Il rito civile è chiaramente più diffuso nelle seconde nozze (95,0%), essendo spesso una scelta obbligata , e nei matrimoni con almeno uno sposo straniero (91,2% contro 52,7% dei matrimoni di sposi entrambi italiani).
Il report rileva anche che l'Italia esercita una forte attrazione per numerosi cittadini residenti all’estero, soprattutto in paesi a sviluppo economico avanzato, che scelgono il Bel Paese come luogo di celebrazione delle nozze. Nel 2023 si rilevano 3.337 nozze tra sposi entrambi stranieri e non residenti, quasi il 2% di tutti i matrimoni. A partire dal 2020 questa tipologia di nozze (coppie di entrambi stranieri e non residenti) aveva subito una consistente flessione a causa delle restrizioni imposte alla mobilità internazionale, passando dai 4.094 del 2019 ai 918 del 2020 (-77,6%); nel 2021 si è avviata una fase di ripresa (1.574) consolidatasi negli anni successivi.

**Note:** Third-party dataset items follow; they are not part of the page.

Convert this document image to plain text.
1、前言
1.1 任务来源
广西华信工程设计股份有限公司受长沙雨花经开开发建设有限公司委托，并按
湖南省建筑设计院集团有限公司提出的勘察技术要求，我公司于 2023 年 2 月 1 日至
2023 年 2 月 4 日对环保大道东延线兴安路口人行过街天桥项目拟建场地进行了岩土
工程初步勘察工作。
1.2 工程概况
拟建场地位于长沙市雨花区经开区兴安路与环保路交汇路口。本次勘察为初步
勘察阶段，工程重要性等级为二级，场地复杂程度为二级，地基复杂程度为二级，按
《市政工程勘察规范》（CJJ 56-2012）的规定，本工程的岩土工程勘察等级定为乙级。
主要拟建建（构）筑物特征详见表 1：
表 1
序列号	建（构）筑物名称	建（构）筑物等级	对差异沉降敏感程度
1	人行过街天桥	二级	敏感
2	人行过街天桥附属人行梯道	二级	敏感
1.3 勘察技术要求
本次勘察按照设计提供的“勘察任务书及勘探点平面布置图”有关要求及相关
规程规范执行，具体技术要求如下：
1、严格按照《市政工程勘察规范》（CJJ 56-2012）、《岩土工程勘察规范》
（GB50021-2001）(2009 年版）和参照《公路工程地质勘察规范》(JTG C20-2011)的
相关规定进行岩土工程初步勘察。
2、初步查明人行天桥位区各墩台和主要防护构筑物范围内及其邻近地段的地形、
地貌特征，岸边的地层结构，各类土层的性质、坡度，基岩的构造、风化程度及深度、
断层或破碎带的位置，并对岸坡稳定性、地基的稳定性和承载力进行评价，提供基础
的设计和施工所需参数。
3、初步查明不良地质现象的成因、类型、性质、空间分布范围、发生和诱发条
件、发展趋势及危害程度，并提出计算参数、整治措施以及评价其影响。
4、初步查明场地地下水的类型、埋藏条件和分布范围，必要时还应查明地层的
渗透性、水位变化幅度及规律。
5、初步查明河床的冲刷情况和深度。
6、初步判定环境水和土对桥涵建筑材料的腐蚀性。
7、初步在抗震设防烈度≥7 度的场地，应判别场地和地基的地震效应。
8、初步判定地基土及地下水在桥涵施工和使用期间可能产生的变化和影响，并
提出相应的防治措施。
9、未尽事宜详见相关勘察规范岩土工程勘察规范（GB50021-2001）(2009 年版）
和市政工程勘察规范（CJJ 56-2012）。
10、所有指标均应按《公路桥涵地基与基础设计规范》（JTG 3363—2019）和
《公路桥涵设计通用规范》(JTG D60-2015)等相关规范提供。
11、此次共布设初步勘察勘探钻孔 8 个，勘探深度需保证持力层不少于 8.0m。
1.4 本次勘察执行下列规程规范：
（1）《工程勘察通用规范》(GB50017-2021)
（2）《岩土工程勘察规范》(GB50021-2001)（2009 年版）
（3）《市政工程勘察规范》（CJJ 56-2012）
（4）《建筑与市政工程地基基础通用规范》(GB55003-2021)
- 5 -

Il mutamento nei modelli culturali - si legge ancora - nonché l’effetto di molteplici fattori quali l’aumento diffuso della scolarizzazione e l’allungamento dei tempi formativi, le difficoltà nell’ingresso nel mondo del lavoro e la condizione di precarietà del lavoro stesso hanno comportato, negli anni, una progressiva posticipazione del calendario di uscita dalla famiglia di origine. La
quota di giovani che resta nella famiglia di origine fino alla soglia dei 35 anni è pari al 61,2%, quasi tre punti percentuali in più in circa 20 anni.